No verão de 1954, enquanto o ator James Dean, com 23 anos, conseguia uma carteira de motorista na Califórnia (morreria no ano seguinte batendo seu Porsche num Ford Tudor), o cantor Ray Charles, aos 24 anos, rodava de carro pelos EUA cumprindo sua agenda musical. Num daqueles dias, ouviu no rádio do automóvel uma canção gospel chamada “It Must Be Jesus” que o levou a compor uma versão no ritmo R&B com toques de jazz, seus gêneros favoritos.

Com ajuda do maestro da sua banda, Renald Richard, ele escreveu a música “I’ve Got a Woman”, numa batida mais acelerada destacando saxofone, piano e uma bateria ao estilo das big bands. Meteu um suingue na voz, repetindo o termo “oh, yes” dos cânticos evangélicos numa letra que falava de uma mulher que o ajudava e lhe dava dinheiro. Foi um escândalo. No filme Ray, com Jamie Foxx, há uma cena com sua mulher chamando a canção de um sacrilégio.

Aquela mistura de blues, jazz e gospel, alterando melodia e letra das orações das igrejas dos negros, provocou polêmica também nos brancos. Mas Ray Charles não pensava nisso, e dizia que fez a canção para todos dançarem.

Seguiu tocando e dividindo opiniões, gravou um single em dezembro de 1954 e viu dois anos depois um rapaz branco gravar também; um tal de Elvis Presley, que em pouco tempo foi batizado no mundanismo como o rei do rock ‘n’ roll.

Mas foi somente quando incluiu “I’ve Got a Woman” em discos de 1957 e 1959 que os críticos passaram a chamar aquilo de “soul”, a música que erguia a alma ao céu, um novo ritmo originário do gospel cantado em todas as igrejas.

Aquela canção alicerçou a estrutura melódica do trabalho de Ray Charles até estabelecer o novo gênero “soul music” em 1959 na gravação de “What’d I Say” no LP de mesmo nome. A partir dali já não era acusado de vulgarizar a oração.
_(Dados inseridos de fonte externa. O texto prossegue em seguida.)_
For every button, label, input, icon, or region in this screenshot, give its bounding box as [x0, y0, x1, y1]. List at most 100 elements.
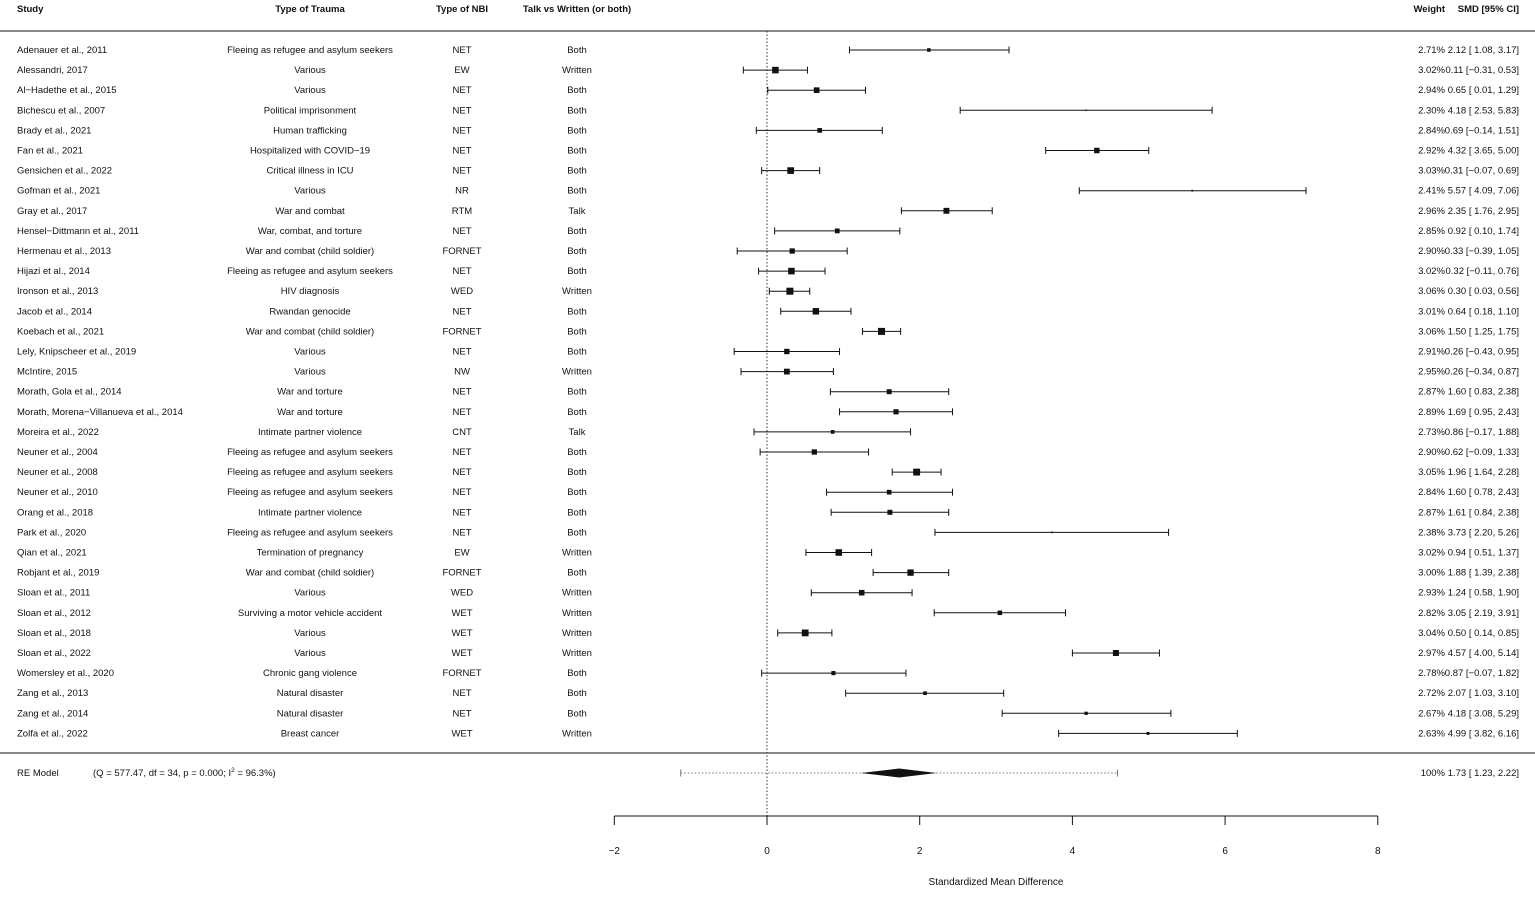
x-tick-label: 8 [1375, 846, 1381, 857]
study-row: Gray et al., 2017 War and combat RTM Talk 2.… [17, 206, 1519, 217]
trauma-type: War, combat, and torture [258, 226, 362, 237]
study-weight: 2.71% [1418, 45, 1445, 56]
study-smd-ci: 2.35 [ 1.76, 2.95] [1448, 206, 1519, 217]
point-estimate [813, 87, 820, 94]
study-smd-ci: 0.87 [−0.07, 1.82] [1445, 668, 1519, 679]
nbi-type: NET [453, 447, 472, 458]
study-name: Al−Hadethe et al., 2015 [17, 85, 117, 96]
study-name: Gensichen et al., 2022 [17, 166, 112, 177]
nbi-type: NET [453, 125, 472, 136]
study-name: Zang et al., 2013 [17, 688, 88, 699]
study-name: Neuner et al., 2004 [17, 447, 98, 458]
column-headers: Study Type of Trauma Type of NBI Talk vs… [17, 4, 1519, 15]
point-estimate [1050, 531, 1053, 534]
study-row: Robjant et al., 2019 War and combat (chil… [17, 568, 1519, 579]
point-estimate [784, 348, 790, 355]
point-estimate [1191, 189, 1194, 192]
study-weight: 2.96% [1418, 206, 1445, 217]
study-name: Qian et al., 2021 [17, 548, 87, 559]
study-row: Adenauer et al., 2011 Fleeing as refugee … [17, 45, 1519, 56]
study-row: Sloan et al., 2018 Various WET Written 3.04%… [17, 628, 1519, 639]
study-name: Neuner et al., 2008 [17, 467, 98, 478]
summary-label: RE Model [17, 768, 59, 779]
trauma-type: War and combat (child soldier) [246, 326, 374, 337]
study-smd-ci: 5.57 [ 4.09, 7.06] [1448, 186, 1519, 197]
trauma-type: Various [294, 628, 326, 639]
study-weight: 2.78% [1418, 668, 1445, 679]
study-name: Morath, Gola et al., 2014 [17, 387, 122, 398]
study-smd-ci: 0.31 [−0.07, 0.69] [1445, 166, 1519, 177]
trauma-type: Rwandan genocide [269, 306, 350, 317]
study-row: Gensichen et al., 2022 Critical illness i… [17, 166, 1519, 177]
study-name: Bichescu et al., 2007 [17, 105, 105, 116]
trauma-type: Human trafficking [273, 125, 347, 136]
study-weight: 2.85% [1418, 226, 1445, 237]
point-estimate [787, 167, 794, 174]
trauma-type: Various [294, 85, 326, 96]
study-row: Lely, Knipscheer et al., 2019 Various NET B… [17, 347, 1519, 358]
nbi-type: NET [453, 467, 472, 478]
study-row: Neuner et al., 2004 Fleeing as refugee an… [17, 447, 1519, 458]
study-smd-ci: 0.26 [−0.43, 0.95] [1445, 347, 1519, 358]
trauma-type: Political imprisonment [264, 105, 357, 116]
study-name: Alessandri, 2017 [17, 65, 88, 76]
study-name: Ironson et al., 2013 [17, 286, 98, 297]
nbi-type: NET [453, 688, 472, 699]
study-row: Park et al., 2020 Fleeing as refugee and … [17, 527, 1519, 538]
het-prefix: (Q = 577.47, df = 34, p = 0.000; I [93, 768, 231, 779]
delivery-mode: Both [567, 527, 587, 538]
delivery-mode: Both [567, 266, 587, 277]
delivery-mode: Both [567, 407, 587, 418]
study-weight: 2.38% [1418, 527, 1445, 538]
point-estimate [835, 549, 843, 556]
x-tick-label: 2 [917, 846, 923, 857]
point-estimate [913, 468, 921, 476]
study-name: Hensel−Dittmann et al., 2011 [17, 226, 139, 237]
summary-smd: 1.73 [ 1.23, 2.22] [1448, 768, 1519, 779]
delivery-mode: Both [567, 85, 587, 96]
study-row: Alessandri, 2017 Various EW Written 3.02% 0.1… [17, 65, 1519, 76]
study-smd-ci: 0.86 [−0.17, 1.88] [1445, 427, 1519, 438]
study-name: Adenauer et al., 2011 [17, 45, 107, 56]
study-name: Hermenau et al., 2013 [17, 246, 111, 257]
study-weight: 2.87% [1418, 387, 1445, 398]
study-smd-ci: 4.18 [ 2.53, 5.83] [1448, 105, 1519, 116]
nbi-type: NET [453, 266, 472, 277]
study-weight: 3.05% [1418, 467, 1445, 478]
study-name: McIntire, 2015 [17, 367, 77, 378]
study-smd-ci: 1.60 [ 0.83, 2.38] [1448, 387, 1519, 398]
nbi-type: FORNET [442, 568, 481, 579]
point-estimate [1112, 650, 1119, 656]
delivery-mode: Talk [569, 206, 586, 217]
study-row: Morath, Morena−Villanueva et al., 2014 Wa… [17, 407, 1519, 418]
trauma-type: Intimate partner violence [258, 427, 362, 438]
trauma-type: Breast cancer [281, 728, 340, 739]
study-name: Zang et al., 2014 [17, 708, 88, 719]
study-name: Morath, Morena−Villanueva et al., 2014 [17, 407, 183, 418]
trauma-type: Various [294, 186, 326, 197]
header-study: Study [17, 4, 44, 15]
study-row: Womersley et al., 2020 Chronic gang viole… [17, 668, 1519, 679]
point-estimate [886, 489, 892, 495]
delivery-mode: Both [567, 467, 587, 478]
point-estimate [1085, 109, 1087, 112]
study-row: Zolfa et al., 2022 Breast cancer WET Writte… [17, 728, 1519, 739]
study-row: Morath, Gola et al., 2014 War and torture… [17, 387, 1519, 398]
study-row: Sloan et al., 2022 Various WET Written 2.97%… [17, 648, 1519, 659]
study-smd-ci: 3.73 [ 2.20, 5.26] [1448, 527, 1519, 538]
delivery-mode: Both [567, 246, 587, 257]
study-smd-ci: 0.50 [ 0.14, 0.85] [1448, 628, 1519, 639]
study-name: Sloan et al., 2018 [17, 628, 91, 639]
study-weight: 2.72% [1418, 688, 1445, 699]
header-mode: Talk vs Written (or both) [523, 4, 631, 15]
study-weight: 3.06% [1418, 286, 1445, 297]
header-trauma: Type of Trauma [275, 4, 345, 15]
x-axis-label: Standardized Mean Difference [929, 877, 1064, 888]
delivery-mode: Both [567, 326, 587, 337]
point-estimate [1084, 711, 1088, 715]
study-row: Brady et al., 2021 Human trafficking NET Bo… [17, 125, 1519, 136]
study-name: Orang et al., 2018 [17, 507, 93, 518]
study-weight: 3.00% [1418, 568, 1445, 579]
study-weight: 2.82% [1418, 608, 1445, 619]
Oficialmente a “soul music” tem pouco mais de 60 anos, mas muitos especialistas consideram que a fusão de R&B, jazz e gospel em “I’ve Got a Woman” é o primeiro registro do ritmo e a assinatura musical de Ray Charles.

Evidente que outros clássicos vieram depois, como “Georgia on my Mind” (que virou hino oficial do estado da Georgia), “Hit the Road Jack”, “Unchain My Heart” e “What’d I Say”, mas toda genialidade tem que ter uma gênese, né?

A versão de Elvis, por exemplo, acabou se transformando num clássico do rockabilly. Os Beatles gravaram duas vezes para programas especiais da BBC de Londres, apesar de não a terem colocado em nenhum dos seus 16 discos.

A música tem apenas 2 minutos e 56 segundos, que são recheados de uma magia rítmica que fez dançar gerações. Ray Charles brinca com as notas em vocais que se alteram constantemente entre o alto e o baixo em cada verso.

Outra coisa marcante é a maneira como Charles pronuncia o grito “oh, year”, da tradição das igrejas, e que tanto contribuiu para os que vieram após ele, como os Beatles que acabaram transformando num movimento mundial.

O refrão da música “She Loves You”, de 1963, um “yeah” repetido, logo virou o “yé-yé” na França, Portugal, Itália, Espanha, ganhando a versão brasileira “iê, iê, iê”. Para quem viu o diabo na beatlemania, taí a origem cristã da onda.